Tai Chi, a traditional Chinese form of exercise can help older adults avoid painful shingles by boosting their immunity. A study published in the April issue of the Journal of the American Geriatrics Society says that when older adults were given shingles vaccine and practiced Tai Chi, their immunity against the disease was considerably high.
Tai Chi is basically a martial art form thought to be a mixture of karate and Yoga which has a myriad of health benefits. Shingles is a painful disease caused by the varicella-zoster virus (VZV). It presents as a painful, blistery rash and affects at least one third of adults aged over 60.
Anyone who has had chickenpox as a child is at risk for developing shingles after the age of 50. The National Institute of Neurological Disorders and Stroke (NINDS) says that the first sign of shingles is often burning or tingling pain, or sometimes numbness or itch, in one particular location on only one side of the body.
Conducted at the University of California, Los Angeles, the study involved 112 people ages 59 to 86. In the 25 weeks duration, researchers found Tai Chi alone was capable of providing standard vaccine level immunity to older adults.
For the first 16 weeks, the participants took part in Tai Chi or a health education program that provided 120 minutes of instruction weekly. Following this, participants in both groups were given a single injection of VARIVAX. The latter is a chickenpox vaccine approved for use in 1995.

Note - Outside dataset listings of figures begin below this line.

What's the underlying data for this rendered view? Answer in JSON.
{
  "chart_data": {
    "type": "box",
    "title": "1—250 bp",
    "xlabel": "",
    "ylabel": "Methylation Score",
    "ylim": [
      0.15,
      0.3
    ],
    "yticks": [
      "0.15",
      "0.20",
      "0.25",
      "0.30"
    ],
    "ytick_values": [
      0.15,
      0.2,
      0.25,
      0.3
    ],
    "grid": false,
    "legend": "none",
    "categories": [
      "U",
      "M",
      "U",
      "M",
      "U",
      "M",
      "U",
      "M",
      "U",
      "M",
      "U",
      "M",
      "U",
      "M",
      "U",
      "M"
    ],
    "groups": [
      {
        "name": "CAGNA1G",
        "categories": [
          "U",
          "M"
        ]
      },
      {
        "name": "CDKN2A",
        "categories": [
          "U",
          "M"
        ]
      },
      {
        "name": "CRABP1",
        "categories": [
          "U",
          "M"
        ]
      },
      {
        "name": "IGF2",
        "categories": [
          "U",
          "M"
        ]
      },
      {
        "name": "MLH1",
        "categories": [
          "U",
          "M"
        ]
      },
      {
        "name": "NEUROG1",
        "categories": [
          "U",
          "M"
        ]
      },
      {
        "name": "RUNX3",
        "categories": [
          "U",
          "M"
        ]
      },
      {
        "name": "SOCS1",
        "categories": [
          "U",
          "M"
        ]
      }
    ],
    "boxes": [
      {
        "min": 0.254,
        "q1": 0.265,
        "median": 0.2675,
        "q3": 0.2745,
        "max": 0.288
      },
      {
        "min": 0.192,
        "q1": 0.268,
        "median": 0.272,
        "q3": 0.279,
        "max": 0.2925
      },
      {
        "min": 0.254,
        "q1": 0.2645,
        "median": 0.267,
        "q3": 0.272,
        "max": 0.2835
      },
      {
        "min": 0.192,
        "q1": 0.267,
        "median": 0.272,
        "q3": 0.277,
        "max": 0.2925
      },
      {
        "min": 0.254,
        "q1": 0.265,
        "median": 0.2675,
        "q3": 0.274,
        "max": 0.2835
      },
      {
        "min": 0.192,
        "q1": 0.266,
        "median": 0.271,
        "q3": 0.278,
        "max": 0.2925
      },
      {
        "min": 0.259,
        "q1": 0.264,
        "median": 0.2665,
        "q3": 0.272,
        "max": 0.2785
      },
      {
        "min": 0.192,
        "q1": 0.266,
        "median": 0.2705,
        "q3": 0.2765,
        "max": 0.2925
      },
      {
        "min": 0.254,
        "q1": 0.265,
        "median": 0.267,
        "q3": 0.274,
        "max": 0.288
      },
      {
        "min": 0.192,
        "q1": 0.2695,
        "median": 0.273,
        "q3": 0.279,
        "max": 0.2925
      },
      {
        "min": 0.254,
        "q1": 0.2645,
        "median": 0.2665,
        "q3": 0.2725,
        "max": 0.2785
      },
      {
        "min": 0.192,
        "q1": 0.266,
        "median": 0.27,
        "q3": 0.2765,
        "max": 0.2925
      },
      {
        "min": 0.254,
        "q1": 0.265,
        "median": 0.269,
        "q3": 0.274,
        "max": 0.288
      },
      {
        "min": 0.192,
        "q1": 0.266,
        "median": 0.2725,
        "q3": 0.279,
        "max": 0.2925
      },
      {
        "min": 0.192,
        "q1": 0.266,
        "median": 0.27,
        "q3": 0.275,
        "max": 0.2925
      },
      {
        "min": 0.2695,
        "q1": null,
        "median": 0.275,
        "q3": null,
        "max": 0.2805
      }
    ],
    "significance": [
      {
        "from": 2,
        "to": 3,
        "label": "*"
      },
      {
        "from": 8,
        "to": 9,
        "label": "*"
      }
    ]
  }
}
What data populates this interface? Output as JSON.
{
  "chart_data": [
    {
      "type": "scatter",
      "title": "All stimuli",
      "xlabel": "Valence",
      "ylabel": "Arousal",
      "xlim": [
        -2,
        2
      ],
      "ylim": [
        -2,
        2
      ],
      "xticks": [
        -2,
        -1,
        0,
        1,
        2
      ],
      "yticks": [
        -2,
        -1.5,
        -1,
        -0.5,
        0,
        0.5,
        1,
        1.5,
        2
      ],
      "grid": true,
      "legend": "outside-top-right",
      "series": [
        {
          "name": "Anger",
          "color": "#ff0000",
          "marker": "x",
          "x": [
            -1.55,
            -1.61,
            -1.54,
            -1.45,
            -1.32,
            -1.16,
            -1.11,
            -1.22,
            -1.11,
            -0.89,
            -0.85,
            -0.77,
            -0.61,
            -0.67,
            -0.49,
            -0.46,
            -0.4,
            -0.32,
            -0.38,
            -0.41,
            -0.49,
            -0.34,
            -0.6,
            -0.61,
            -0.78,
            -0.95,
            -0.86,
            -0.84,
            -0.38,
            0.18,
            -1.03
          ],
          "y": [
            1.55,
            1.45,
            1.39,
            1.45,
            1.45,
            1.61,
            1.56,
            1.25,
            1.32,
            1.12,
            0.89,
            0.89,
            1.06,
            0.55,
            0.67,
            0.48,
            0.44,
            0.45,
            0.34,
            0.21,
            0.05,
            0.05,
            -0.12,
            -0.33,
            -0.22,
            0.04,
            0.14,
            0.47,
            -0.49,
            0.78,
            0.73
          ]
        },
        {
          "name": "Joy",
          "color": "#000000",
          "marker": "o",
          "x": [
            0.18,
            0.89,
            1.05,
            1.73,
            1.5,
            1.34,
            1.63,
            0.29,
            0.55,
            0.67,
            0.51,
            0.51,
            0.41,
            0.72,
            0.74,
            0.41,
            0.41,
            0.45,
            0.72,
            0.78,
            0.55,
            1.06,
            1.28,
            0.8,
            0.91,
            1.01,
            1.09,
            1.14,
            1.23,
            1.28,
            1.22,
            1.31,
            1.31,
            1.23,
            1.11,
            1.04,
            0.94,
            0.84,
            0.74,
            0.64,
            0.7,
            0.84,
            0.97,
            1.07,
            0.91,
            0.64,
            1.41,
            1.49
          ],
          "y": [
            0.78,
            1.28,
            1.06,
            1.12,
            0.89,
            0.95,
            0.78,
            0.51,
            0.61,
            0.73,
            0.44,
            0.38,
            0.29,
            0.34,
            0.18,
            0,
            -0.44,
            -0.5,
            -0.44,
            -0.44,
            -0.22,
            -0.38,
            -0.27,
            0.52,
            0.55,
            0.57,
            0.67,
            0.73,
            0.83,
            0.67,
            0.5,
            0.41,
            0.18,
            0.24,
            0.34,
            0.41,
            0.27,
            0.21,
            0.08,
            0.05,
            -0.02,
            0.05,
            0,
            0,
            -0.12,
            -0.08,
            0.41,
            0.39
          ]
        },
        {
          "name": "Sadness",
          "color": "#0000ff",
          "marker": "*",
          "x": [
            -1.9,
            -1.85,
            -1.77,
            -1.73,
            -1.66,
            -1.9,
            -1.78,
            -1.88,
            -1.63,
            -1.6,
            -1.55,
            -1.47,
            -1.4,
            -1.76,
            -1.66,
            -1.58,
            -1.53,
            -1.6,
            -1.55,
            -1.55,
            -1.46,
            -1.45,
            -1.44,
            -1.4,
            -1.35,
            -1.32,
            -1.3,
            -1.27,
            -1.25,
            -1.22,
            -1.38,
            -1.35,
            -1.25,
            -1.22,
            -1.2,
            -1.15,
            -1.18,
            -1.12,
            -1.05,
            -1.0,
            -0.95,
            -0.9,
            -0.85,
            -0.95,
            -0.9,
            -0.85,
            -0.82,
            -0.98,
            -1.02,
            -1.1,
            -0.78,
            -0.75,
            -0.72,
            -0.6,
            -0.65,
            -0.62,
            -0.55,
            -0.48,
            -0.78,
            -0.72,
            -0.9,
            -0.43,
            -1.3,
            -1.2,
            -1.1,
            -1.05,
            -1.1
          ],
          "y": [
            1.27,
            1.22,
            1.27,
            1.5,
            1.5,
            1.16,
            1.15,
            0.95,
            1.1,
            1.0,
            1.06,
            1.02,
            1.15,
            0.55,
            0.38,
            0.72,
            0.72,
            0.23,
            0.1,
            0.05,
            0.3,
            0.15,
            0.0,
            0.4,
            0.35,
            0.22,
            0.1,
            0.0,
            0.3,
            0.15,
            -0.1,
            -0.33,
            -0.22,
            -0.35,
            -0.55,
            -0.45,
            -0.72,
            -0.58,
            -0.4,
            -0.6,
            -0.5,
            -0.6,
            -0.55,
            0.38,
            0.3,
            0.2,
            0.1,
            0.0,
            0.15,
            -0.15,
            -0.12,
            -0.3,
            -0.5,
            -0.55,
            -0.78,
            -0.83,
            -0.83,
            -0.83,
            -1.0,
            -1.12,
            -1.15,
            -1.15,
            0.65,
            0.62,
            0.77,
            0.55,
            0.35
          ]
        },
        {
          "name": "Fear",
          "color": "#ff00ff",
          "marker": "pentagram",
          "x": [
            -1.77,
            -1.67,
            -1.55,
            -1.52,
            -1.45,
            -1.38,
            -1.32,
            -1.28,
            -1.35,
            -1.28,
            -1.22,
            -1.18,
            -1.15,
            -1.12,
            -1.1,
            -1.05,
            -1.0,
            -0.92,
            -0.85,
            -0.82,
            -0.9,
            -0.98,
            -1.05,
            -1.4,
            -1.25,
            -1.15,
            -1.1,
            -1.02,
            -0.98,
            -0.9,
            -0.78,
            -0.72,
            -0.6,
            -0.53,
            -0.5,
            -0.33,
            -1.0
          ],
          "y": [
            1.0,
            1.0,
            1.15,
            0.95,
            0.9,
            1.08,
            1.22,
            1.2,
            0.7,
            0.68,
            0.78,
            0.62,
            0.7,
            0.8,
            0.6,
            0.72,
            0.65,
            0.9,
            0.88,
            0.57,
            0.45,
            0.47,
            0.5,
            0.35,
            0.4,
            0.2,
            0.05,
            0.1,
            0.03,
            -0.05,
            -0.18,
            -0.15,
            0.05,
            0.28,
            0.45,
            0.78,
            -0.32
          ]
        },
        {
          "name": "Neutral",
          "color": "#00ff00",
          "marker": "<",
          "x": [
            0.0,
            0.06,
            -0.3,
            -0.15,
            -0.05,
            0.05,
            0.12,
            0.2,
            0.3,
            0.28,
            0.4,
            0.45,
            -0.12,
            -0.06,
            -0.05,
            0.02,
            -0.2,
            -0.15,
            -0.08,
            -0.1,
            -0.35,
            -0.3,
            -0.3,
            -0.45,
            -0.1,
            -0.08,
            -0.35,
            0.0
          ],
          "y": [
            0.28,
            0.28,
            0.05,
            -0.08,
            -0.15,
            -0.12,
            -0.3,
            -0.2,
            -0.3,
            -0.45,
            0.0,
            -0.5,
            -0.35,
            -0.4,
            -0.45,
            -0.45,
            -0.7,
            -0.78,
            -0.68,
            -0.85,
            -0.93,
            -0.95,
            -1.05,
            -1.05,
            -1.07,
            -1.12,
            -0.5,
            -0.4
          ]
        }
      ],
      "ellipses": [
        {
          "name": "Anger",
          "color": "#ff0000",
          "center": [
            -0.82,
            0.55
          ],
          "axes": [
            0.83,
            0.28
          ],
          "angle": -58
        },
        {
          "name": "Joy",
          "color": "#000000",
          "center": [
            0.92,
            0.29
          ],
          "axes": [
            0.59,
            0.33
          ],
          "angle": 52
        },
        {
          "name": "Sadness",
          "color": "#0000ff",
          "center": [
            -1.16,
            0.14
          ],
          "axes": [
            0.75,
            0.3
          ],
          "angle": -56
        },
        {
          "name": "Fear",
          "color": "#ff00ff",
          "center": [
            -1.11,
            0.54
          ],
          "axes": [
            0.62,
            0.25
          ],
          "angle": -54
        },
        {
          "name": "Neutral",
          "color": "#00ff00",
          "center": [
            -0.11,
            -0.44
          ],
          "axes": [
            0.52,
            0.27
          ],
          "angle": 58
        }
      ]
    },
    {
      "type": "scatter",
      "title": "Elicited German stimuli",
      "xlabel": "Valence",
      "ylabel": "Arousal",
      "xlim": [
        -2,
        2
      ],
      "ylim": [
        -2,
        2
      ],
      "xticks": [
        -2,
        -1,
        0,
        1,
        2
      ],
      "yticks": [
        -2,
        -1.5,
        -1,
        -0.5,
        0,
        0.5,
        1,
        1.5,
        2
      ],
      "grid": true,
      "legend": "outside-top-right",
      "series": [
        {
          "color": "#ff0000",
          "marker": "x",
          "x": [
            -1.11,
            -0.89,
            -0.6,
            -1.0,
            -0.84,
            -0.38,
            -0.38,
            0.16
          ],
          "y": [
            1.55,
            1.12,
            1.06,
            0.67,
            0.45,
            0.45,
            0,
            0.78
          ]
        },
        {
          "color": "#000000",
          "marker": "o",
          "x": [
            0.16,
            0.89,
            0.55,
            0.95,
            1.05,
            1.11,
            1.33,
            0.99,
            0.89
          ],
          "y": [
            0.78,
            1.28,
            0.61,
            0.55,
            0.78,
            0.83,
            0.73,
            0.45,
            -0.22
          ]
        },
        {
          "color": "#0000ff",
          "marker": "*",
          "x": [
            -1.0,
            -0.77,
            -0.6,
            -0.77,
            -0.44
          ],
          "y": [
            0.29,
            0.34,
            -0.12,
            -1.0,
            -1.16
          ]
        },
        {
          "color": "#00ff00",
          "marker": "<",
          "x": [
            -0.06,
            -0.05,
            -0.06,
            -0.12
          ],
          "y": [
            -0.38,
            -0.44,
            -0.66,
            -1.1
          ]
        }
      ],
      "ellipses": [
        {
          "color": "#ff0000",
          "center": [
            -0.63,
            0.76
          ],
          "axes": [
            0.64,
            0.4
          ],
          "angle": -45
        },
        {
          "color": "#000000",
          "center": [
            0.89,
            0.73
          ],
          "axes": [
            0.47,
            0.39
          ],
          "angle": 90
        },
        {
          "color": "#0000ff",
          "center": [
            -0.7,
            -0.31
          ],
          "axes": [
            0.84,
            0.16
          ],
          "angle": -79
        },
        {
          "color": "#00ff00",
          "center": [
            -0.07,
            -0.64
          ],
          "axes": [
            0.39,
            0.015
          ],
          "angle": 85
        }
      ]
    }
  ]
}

Lead author Michael Irwin, professor of psychiatry at the Semel Institute for Neuroscience and Human Behavior at UCLA, said the study was exciting as it showed behavioral modifications like Tai Chi were capable of triggering a positive, virus-specific immune response.
In patients who were given shingles vaccine and advised Tai Chi, the immunity levels were comparable to those normally seen in middle age. The Tai Chi group also demonstrated significant improvements in physical functioning, bodily pain, vitality and mental health.
“Since older adults often show blunted protective responses to vaccines, this study suggests that T’ai chi is an approach that might complement and augment the efficacy of other vaccines, such as influenza,” Irwin pointed out.